The distributions of all the tests but the 2MW test and the FRT were very different from the ideal bell-shaped symmetrical distribution (floor or ceiling effect, bimodal distribution). All of the tests significantly correlated with each other. The PCA identified three groups of variables (three PCA factors), which suggests that three different aspects of prosthetic walking were assessed. The first factor was supported by the Berg Balance Scale, the Modified Houghton Scale, the 2MW test and the TUG test. This first factor reflected general walking and posture performances assessed either by a clinical scale or a questionnaire. As only the 2MW test had a near-normal distribution in this group of amputees, this test seems to be the best choice among these four scales.
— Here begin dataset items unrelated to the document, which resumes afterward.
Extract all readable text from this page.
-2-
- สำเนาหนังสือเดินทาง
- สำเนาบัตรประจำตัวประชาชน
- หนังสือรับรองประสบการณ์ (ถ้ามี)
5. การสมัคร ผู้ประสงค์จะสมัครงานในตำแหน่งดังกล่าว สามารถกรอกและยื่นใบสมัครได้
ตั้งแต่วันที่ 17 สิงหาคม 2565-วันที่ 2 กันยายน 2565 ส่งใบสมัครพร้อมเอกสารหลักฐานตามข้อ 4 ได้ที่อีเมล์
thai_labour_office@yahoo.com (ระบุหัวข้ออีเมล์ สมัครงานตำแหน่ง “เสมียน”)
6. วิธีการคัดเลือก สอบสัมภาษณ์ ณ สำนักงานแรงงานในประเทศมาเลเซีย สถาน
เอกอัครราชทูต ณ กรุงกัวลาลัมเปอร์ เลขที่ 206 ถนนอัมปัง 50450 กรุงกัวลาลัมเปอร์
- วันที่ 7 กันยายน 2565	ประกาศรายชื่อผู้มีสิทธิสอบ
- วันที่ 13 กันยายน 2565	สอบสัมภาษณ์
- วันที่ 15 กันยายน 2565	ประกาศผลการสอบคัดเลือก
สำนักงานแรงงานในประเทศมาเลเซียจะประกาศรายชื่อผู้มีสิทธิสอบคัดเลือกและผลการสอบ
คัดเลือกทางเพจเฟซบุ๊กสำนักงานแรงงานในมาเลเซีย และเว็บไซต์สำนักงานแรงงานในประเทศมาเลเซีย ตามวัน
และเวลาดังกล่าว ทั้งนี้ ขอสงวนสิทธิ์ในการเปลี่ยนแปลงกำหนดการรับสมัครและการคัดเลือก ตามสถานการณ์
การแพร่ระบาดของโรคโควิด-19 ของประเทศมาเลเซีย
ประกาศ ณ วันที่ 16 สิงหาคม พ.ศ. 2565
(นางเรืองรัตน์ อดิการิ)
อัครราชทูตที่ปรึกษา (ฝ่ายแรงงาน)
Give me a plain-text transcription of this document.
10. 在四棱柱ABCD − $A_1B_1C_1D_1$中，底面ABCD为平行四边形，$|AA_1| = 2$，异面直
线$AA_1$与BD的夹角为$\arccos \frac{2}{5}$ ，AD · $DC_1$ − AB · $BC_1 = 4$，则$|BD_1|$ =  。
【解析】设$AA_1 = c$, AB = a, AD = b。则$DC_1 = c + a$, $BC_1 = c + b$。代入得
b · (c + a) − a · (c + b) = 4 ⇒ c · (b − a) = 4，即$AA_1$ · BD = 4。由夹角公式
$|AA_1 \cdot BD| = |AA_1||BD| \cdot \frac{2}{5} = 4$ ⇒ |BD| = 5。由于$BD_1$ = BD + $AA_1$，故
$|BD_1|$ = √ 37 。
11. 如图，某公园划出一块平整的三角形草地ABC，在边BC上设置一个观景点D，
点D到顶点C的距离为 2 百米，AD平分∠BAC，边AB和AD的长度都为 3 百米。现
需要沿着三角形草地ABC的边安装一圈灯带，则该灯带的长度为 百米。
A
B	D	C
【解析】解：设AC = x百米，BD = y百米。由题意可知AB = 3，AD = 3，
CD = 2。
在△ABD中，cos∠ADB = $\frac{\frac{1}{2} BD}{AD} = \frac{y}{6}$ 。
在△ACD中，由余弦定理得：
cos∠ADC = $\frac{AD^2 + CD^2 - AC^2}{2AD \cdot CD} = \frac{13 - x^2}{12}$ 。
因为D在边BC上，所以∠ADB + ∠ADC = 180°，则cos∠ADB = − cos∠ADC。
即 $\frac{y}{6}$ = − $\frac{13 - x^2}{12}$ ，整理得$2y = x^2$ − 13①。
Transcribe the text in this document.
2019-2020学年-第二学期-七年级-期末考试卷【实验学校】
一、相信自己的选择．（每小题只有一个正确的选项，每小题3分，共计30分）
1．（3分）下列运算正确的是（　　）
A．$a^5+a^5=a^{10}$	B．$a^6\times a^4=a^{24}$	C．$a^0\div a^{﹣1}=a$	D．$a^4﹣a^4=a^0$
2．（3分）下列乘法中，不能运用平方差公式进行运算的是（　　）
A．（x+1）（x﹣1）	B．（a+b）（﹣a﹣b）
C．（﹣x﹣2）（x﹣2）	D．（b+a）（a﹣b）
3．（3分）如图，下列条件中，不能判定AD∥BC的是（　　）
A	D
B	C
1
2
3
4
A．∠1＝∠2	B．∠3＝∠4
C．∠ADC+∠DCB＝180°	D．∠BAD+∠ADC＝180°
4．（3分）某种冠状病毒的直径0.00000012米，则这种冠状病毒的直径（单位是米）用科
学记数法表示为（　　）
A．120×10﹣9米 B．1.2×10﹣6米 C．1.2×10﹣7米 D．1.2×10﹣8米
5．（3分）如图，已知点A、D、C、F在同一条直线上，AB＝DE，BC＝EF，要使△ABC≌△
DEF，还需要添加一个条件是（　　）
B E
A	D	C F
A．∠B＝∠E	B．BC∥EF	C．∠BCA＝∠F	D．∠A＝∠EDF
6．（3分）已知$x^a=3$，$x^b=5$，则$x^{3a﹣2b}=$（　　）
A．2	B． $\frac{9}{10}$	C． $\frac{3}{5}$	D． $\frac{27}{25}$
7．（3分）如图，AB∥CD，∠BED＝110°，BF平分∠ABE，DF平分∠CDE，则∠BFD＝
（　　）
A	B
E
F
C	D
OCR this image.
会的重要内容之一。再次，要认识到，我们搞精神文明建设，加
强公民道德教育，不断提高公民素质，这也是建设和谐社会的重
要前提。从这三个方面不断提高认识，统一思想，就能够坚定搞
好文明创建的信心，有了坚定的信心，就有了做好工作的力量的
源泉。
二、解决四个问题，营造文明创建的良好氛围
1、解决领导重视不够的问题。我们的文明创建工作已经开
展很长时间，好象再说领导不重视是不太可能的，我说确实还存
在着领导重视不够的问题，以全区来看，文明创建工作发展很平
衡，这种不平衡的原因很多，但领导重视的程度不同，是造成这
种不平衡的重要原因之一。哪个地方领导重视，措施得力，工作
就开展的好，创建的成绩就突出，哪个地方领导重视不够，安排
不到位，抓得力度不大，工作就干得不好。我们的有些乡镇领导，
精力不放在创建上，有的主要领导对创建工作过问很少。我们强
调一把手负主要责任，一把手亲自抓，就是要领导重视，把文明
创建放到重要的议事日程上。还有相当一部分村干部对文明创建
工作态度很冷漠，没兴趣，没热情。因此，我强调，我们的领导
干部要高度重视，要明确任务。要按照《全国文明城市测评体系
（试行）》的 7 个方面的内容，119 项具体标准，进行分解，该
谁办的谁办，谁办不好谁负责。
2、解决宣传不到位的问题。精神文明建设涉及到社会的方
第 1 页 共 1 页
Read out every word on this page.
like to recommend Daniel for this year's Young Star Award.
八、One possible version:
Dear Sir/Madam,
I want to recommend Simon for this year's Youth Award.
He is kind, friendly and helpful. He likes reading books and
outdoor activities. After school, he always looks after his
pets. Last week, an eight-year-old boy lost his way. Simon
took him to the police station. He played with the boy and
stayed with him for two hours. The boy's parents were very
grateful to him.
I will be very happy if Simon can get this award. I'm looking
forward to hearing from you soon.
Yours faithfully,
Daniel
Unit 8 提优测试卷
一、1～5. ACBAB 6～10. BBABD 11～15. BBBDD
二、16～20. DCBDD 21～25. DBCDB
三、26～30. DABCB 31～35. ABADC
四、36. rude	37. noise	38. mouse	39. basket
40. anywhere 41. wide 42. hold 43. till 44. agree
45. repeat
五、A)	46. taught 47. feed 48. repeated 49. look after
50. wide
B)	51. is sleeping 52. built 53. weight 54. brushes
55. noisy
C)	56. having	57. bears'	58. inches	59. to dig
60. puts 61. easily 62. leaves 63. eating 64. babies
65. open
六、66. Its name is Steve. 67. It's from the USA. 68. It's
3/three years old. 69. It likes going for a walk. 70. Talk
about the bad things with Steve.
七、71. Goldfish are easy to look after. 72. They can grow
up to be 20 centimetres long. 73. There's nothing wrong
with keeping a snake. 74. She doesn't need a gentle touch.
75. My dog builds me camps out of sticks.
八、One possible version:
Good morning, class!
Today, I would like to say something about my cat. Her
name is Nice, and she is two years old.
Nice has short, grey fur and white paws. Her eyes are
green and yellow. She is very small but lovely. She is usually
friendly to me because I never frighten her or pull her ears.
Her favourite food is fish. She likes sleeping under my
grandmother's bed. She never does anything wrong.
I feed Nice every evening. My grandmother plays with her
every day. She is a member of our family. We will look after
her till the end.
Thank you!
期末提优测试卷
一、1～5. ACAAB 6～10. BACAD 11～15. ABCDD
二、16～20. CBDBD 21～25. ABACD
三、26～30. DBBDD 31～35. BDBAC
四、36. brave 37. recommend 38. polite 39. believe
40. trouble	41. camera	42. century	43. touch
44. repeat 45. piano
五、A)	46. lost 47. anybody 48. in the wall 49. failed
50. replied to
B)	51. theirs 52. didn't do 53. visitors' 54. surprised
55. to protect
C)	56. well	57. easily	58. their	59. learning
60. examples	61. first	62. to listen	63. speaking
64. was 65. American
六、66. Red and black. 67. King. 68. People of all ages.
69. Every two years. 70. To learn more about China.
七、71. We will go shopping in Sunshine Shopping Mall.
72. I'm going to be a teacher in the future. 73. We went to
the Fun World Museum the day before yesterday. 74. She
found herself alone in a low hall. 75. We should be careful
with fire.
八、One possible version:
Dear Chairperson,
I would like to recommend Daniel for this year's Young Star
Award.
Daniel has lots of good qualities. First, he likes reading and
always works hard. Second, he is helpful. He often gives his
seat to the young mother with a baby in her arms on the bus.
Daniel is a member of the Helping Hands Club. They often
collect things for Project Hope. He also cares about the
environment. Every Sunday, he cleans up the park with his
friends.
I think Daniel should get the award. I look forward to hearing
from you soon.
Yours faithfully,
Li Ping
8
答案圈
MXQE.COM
Variables correlating with the second factor were one-leg balance on the unaffected limb and the tandem test. Their distributions were bimodal, as if they were yes/no (success/failure) tests. Like the TUG test, these tests are not sufficiently discriminating and progressive and are thus more appropriate for early evaluation in the immediate follow-up of the amputation in order to establish a prognosis for success in prosthetic ambulation. ¹⁶ The FRT alone reflects the third factor. This is probably due to its specificity in the evaluation of balance. Whereas the other tests are static, the FRT creates a forward disequilibrium that is controlled by the patient and therefore brings into play dynamic regulation mechanisms that may be affected by fear of falling.

Thus, by its psychometric and clinical properties the 2MW test seems better than the others selected tests in assessing function in amputees. Furthermore, cut-off values of 130 or 150 meters for the 2MW test were highly associated with the existence of functional limitations in daily life. In particular, the highest values of the 2MW correspond to the absence of a need for a walking aid outdoors assessed by the Modified Houghton Scale. Moreover, a recent study confirmed the good correlation between the 2MW test and ambulation performance measured by a step activity monitor in active amputees. ³⁶ A minimal set of tests should comprise the 2MW test (first PCA factor) and the FRT (third PCA factor). A more extensive set could also include the one-leg balance on the unaffected limb or the tandem test (second factor). These, however, have limited clinical interest because like the FRT, they focus on balance.

Conclusion

Taking into account the limitations described above (non-exhaustive tests, patients without cognitive disorders and patients who had benefited from rehabilitation beforehand), the 2MW test could be proposed as the first-line test in routine clinical practice, to evaluate function (balance and walking capacity) in unilateral lower-limb amputees, during the stable phase. Among the various methods of evaluation used in this study, it is the one that combines the best psychometric properties, which makes it suitable for this population of patients, whatever the level of amputation, the aetiology and the type of prosthesis. As a second-line test, when questions arise concerning the specific implication of balance disorders and the fear of falling in the restriction of prosthetic walking, the FRT appears to be appropriate from a clinical point of view.